CORDÉIS - vt Suzumura

Bruna Acqua faz psicanálise. Ela está acostumada às diferentes salas e linhas de psicanalistas e terapeutas que tem frequentado desde criança. Ela se senta na poltrona em frente ao psicanalista. Seu olhar é fixo nos olhos do terapeuta. Sem vergonha, sem culpa ou qualquer constrangimento, ela diz:

– Eu sei o que você está pensando.

O psicanalista desvia o olhar encabulado.

– Você acha que eu sou uma puta ambiciosa, não é? Sem escrúpulos.,, Se eu fosse homem seria obstinado, determinado, focado, resoluto. Porque não tenho um pinto no meio das pernas, eu sou uma puta gananciosa. Uma vagabunda egoísta que usa o sexo e a sensualidade para se promover, para conseguir o que quer.

– Eu não disse nada... – Interrompe o psicanalista.

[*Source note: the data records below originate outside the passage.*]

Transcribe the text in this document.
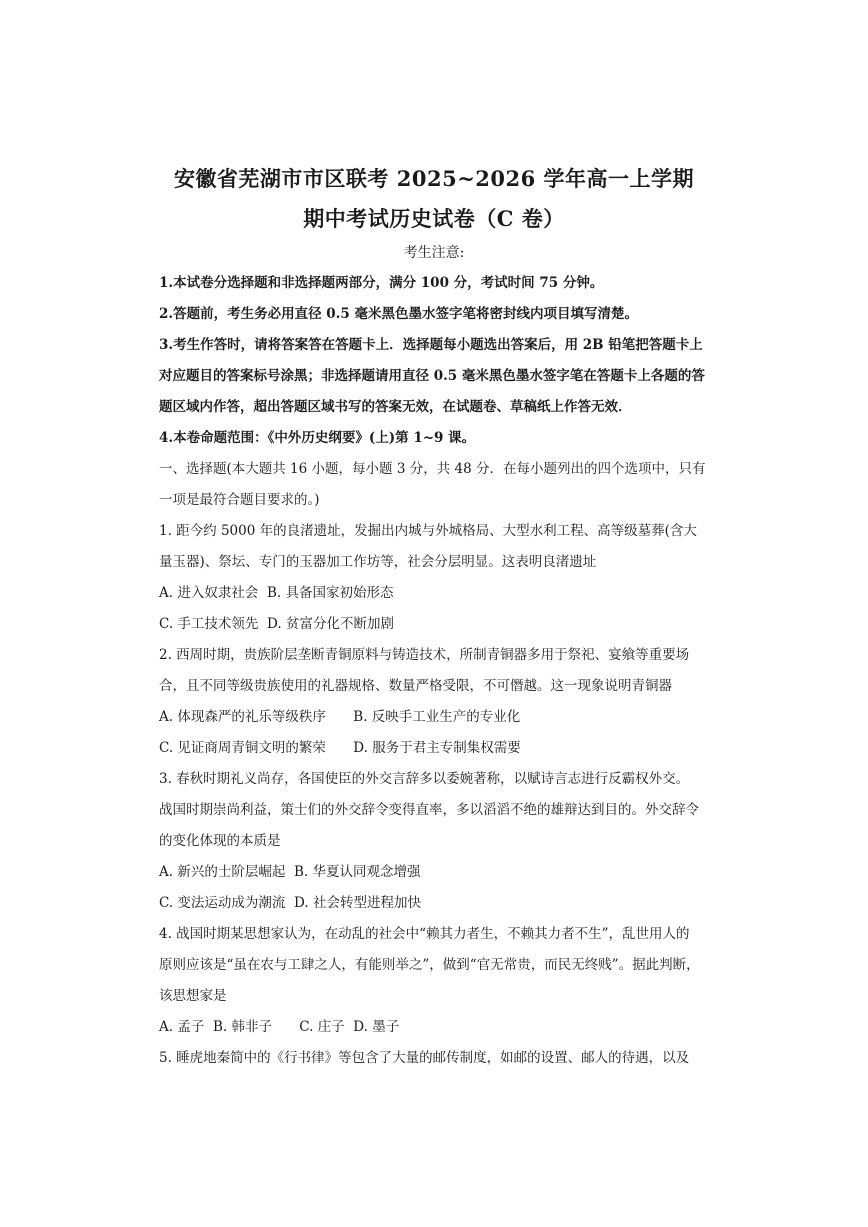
安徽省芜湖市市区联考 2025~2026 学年高一上学期
期中考试历史试卷（C 卷）
考生注意:
1.本试卷分选择题和非选择题两部分，满分 100 分，考试时间 75 分钟。
2.答题前，考生务必用直径 0.5 毫米黑色墨水签字笔将密封线内项目填写清楚。
3.考生作答时，请将答案答在答题卡上．选择题每小题选出答案后，用 2B 铅笔把答题卡上
对应题目的答案标号涂黑；非选择题请用直径 0.5 毫米黑色墨水签字笔在答题卡上各题的答
题区域内作答，超出答题区域书写的答案无效，在试题卷、草稿纸上作答无效．
4.本卷命题范围：《中外历史纲要》(上)第 1~9 课。
一、选择题(本大题共 16 小题，每小题 3 分，共 48 分．在每小题列出的四个选项中，只有
一项是最符合题目要求的。)
1. 距今约 5000 年的良渚遗址，发掘出内城与外城格局、大型水利工程、高等级墓葬(含大
量玉器)、祭坛、专门的玉器加工作坊等，社会分层明显。这表明良渚遗址
A. 进入奴隶社会 B. 具备国家初始形态
C. 手工技术领先 D. 贫富分化不断加剧
2. 西周时期，贵族阶层垄断青铜原料与铸造技术，所制青铜器多用于祭祀、宴飨等重要场
合，且不同等级贵族使用的礼器规格、数量严格受限，不可僭越。这一现象说明青铜器
A. 体现森严的礼乐等级秩序 B. 反映手工业生产的专业化
C. 见证商周青铜文明的繁荣 D. 服务于君主专制集权需要
3. 春秋时期礼义尚存，各国使臣的外交言辞多以委婉著称，以赋诗言志进行反霸权外交。
战国时期崇尚利益，策士们的外交辞令变得直率，多以滔滔不绝的雄辩达到目的。外交辞令
的变化体现的本质是
A. 新兴的士阶层崛起 B. 华夏认同观念增强
C. 变法运动成为潮流 D. 社会转型进程加快
4. 战国时期某思想家认为，在动乱的社会中“赖其力者生，不赖其力者不生”，乱世用人的
原则应该是“虽在农与工肆之人，有能则举之”，做到“官无常贵，而民无终贱”。据此判断，
该思想家是
A. 孟子 B. 韩非子 C. 庄子 D. 墨子
5. 睡虎地秦简中的《行书律》等包含了大量的邮传制度，如邮的设置、邮人的待遇，以及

– Eu não disse nada. É você quem tá dizendo isto. Pensa nisto. Blá-blá-blá. – Bruna o emita com impaciência. O psicanalista permanece em silêncio, aguardando. E então Bruna continua, em tom professoral:

– Assim que o óvulo é fecundado, o feto começa a crescer. Por nove meses, o feto vive em seu Jardim do Éden. Ela... Ela tem calor, comida, proteção, carinho. Toda a realidade que ela conhece e precisa está ali, no ventre, em simbiose com a mãe. O que a mãe come, ela come; o que a mãe bebe, ela bebe, o que a mãe sente, ela sente... E então, ela é expulsa do seu lar e exposta ao frio, ao barulho, ao infinito espaço do desconhecido e do medo, do inesperado, do caos... Cortam seu cordão umbilical, sua ligação com o mundo, ela precisa suportar apreender a respirar e suportar a dor... E então, ela retorna para os braços da mãe. Ela a reconhece de imediato. É o seu paraíso perdido... Ela ganha o seio, o alimento, o conforto e o amor. Não precisa de mais nada. – Bruna sorri maliciosamente. E continua:

– Por que eu teria inveja do pênis? – Bruna abrindo mais um botão de sua camisa já decotada.

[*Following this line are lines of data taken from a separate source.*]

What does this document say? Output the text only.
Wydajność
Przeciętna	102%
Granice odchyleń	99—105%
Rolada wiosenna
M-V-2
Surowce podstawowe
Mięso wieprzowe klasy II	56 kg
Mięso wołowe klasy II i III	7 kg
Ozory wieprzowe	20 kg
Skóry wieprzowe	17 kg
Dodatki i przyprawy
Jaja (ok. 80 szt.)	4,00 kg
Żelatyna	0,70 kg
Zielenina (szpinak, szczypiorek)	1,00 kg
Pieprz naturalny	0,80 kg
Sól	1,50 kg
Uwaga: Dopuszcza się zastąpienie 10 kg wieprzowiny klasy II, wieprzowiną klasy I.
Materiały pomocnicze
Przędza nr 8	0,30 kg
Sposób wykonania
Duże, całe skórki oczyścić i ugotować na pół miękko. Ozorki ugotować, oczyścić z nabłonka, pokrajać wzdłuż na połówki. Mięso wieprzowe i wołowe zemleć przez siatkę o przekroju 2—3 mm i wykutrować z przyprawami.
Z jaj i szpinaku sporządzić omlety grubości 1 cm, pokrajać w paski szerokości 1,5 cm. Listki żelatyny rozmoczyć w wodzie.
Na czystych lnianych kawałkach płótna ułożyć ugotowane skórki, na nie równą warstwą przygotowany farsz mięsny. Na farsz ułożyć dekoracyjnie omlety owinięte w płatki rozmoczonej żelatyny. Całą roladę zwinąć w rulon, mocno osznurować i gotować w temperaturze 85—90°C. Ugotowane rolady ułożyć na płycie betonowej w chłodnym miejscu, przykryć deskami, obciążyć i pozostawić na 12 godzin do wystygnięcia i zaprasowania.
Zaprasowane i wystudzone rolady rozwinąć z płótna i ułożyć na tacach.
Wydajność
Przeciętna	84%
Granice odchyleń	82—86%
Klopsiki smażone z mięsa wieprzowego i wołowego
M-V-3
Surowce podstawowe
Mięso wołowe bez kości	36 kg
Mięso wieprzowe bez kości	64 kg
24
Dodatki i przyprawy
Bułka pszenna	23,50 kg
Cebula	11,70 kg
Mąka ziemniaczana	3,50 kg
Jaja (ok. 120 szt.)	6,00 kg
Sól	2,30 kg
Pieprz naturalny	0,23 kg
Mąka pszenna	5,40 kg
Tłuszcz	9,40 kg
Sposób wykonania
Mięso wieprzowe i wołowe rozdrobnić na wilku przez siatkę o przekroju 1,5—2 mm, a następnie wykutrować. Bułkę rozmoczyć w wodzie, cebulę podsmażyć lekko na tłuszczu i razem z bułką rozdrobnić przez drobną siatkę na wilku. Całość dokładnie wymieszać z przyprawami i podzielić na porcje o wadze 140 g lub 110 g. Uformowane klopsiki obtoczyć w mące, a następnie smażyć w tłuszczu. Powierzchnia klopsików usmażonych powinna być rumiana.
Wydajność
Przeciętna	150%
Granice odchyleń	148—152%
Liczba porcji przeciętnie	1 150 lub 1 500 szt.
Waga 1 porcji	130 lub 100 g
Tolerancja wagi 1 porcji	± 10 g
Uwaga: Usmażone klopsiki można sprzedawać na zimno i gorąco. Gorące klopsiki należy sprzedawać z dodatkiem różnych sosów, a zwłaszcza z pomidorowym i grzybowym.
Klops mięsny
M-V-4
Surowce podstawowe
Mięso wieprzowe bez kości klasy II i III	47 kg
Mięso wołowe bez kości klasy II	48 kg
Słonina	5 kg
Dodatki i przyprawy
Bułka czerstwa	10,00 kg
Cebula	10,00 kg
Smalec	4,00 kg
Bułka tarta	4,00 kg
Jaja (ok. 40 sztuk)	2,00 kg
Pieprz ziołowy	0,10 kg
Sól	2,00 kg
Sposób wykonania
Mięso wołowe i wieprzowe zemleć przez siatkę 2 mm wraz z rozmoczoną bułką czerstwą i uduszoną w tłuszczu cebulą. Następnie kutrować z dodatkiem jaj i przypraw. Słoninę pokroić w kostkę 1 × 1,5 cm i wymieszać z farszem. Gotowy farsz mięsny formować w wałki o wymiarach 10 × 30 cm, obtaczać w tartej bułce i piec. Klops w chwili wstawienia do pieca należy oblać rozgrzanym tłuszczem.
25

O psicanalista sua, Bruna sorri com o desconforto provocado e, como uma metralhadora, descarrega:

– Os animais se utilizam de tudo o que tem para conseguir o que querem: comida, água, sexo... O melhor parceiro para dar uma cria. Procuram o mais forte, o mais belo canto ou plumagem, o mais inteligente ou o mais rápido... Sobrevivência. Evolução. É a natureza. Apenas a mãe natureza se manifestando. Mas o homem, o homem destrói a natureza. Tudo o que é há de belo e simples. Uma mulher bonita não pode ser inteligente, bem-sucedida. Uma mulher inteligente não pode ser bonita ou sensual. Esta influencer é bonita e burra. Aquela executiva é inteligente, gente boa, mas como é feia, né? Ou chata, malcomida. Essa é “pra comer”, aquela é pra “pra casar”. Os homens simplesmente não suportam a ideia de que uma mulher pode ser tudo, bonita, inteligente, culta, independente. Livre. De que ela está no comando, no controle. De que a leoa que aguarda, tranquila, a disputa que vai definir o leão vencedor, o macho alfa. De que a leoa não é a recompensa do macho alfa, mas a rainha que deseja o melhor pai para sua descendência. Os homens simplesmente não suportam a ideia de que a mulher é a protagonista, de que ela escolhe o que vai fazer, com quem vai trepar e quando. Se um homem faz isto, ele é o Dom Juan, o garanhão. Se uma mulher faz isto, ela é galinha, vaca, puta. Eu não sou o prêmio de consolação que um punheteiro que quer comer a mãe ganha por ter sido um bom menino. Eu não sou a versão comível da sua mãe santa. E também não sou a prostituta com quem você vai realizar suas fantasias mundanas e proibidas. Eu apenas sou. E tenho fome, sede, desejo, tesão. Eu quero que vocês e seus pintos se fodam. Eu quero que sua opinião vá pra puta que pariu...

Bruna ri e então continua agora, muito lentamente, palavra por palavra:

– Eu quero que sua opinião vá pro corno infeliz que é o seu pai.

O psicanalista continua suando, seus batimentos cardíacos sobem, enquanto tem uma ereção. Ele não sabe ao certo o que dizer, qual é sua opinião.

– Eu estou viva! – Finaliza Bruna.

Sem dizer mais nenhuma palavra ou aguardar qualquer comentário ou sugestão, Bruna se levanta e sai da sala batendo a porta de uma vez por todas. Ou não, se ela decidir voltar.